I bolted to my feet with the .38 in my hand. Someone was rapping on my front door. Through thin curtains, I saw a Federal Express truck parked at the foot of my sidewalk. What I couldn’t see was the space immediately in front of my door.
“Who is it?” I called.
“FedEx,” barked a muffled male voice. “I need a signature.”
I wasn’t expecting a delivery. “Is it a letter or a package?”
“Letter.”
“Who from?”
“Uhh … Lewis Carroll.”
I shivered. A package from a dead man? Only one person would send me a package under the name of the author of Alice in Wonderland. Andrew Fielding. Had he sent me something the day before he died? Fielding had been obsessively searching the Trinity labs for weeks now, the computers as well as the physical space. Perhaps he’d found something. And perhaps whatever it was had got him killed. I’d sensed something strange about Fielding’s behavior yesterday—not so easy with a man famed for his eccentricities—but by this morning he’d seemed to be his old self.
“Do you want this thing or not?” asked the deliveryman.
I cocked the pistol and edged over to the door. I’d fastened the chain latch when I’d got home. With my left hand, I unlocked the door and pulled it open to the length of the chain. Through the crack, I saw the face of a uniformed man in his twenties, his hair bound into a short ponytail.
“Pass your pad through with the package. I’ll sign and give it back to you.”
“It’s a digital pad. I can’t give you that.”
“Keep your hand on it, then.”
“Paranoid,” he muttered, but he stuck a thick orange pad through the crack in the door.
I grabbed the stylus hanging from the string and scrawled my name on the touch-sensitive screen. “Okay.”
The pad disappeared, and a FedEx envelope was thrust through.
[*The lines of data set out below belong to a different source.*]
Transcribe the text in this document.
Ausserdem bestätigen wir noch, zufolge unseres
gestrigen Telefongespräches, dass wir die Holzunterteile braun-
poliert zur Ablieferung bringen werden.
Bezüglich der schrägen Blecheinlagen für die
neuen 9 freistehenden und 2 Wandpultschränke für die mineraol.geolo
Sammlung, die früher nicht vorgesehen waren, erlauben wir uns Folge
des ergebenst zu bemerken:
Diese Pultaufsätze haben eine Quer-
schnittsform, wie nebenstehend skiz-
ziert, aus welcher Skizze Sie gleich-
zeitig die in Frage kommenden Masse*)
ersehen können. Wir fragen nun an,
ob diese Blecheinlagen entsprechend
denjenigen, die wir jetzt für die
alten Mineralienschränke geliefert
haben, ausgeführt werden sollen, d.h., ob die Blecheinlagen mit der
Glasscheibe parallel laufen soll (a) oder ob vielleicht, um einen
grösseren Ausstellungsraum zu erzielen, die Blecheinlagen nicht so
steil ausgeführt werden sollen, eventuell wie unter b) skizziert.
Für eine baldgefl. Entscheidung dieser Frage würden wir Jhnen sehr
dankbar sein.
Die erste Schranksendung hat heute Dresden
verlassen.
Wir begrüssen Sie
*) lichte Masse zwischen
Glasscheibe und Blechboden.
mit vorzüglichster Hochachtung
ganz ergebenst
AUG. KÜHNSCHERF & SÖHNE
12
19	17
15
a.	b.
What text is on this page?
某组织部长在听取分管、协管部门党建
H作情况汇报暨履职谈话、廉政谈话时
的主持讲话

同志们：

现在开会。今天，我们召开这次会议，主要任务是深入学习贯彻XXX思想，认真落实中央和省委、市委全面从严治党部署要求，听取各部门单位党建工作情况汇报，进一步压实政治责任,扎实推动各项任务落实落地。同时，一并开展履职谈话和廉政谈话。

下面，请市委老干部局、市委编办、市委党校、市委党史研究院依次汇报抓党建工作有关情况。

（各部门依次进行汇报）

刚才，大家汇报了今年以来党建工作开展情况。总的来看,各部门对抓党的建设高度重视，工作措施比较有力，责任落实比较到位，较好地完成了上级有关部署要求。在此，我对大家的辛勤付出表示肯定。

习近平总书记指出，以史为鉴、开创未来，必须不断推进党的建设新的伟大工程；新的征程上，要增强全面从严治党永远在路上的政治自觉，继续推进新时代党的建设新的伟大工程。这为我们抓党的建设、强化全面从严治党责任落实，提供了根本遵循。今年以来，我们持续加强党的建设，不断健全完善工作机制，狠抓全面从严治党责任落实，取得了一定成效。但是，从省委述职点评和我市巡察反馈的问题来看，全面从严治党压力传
I took it and tossed it onto the sofa, then shut the door and waited until I heard the truck rumble away from the curb.
I picked up the envelope and glanced at the label. “Lewis Carroll” had been signed in Fielding’s spidery hand. As I pulled the sheet of paper from the envelope, a greasy white granular substance spilled over my fingers. The instant my eyes registered the color, some part of my brain whispered anthrax. The odds of that were low, but my best friend had just died under suspicious circumstances. A certain amount of paranoia was justified.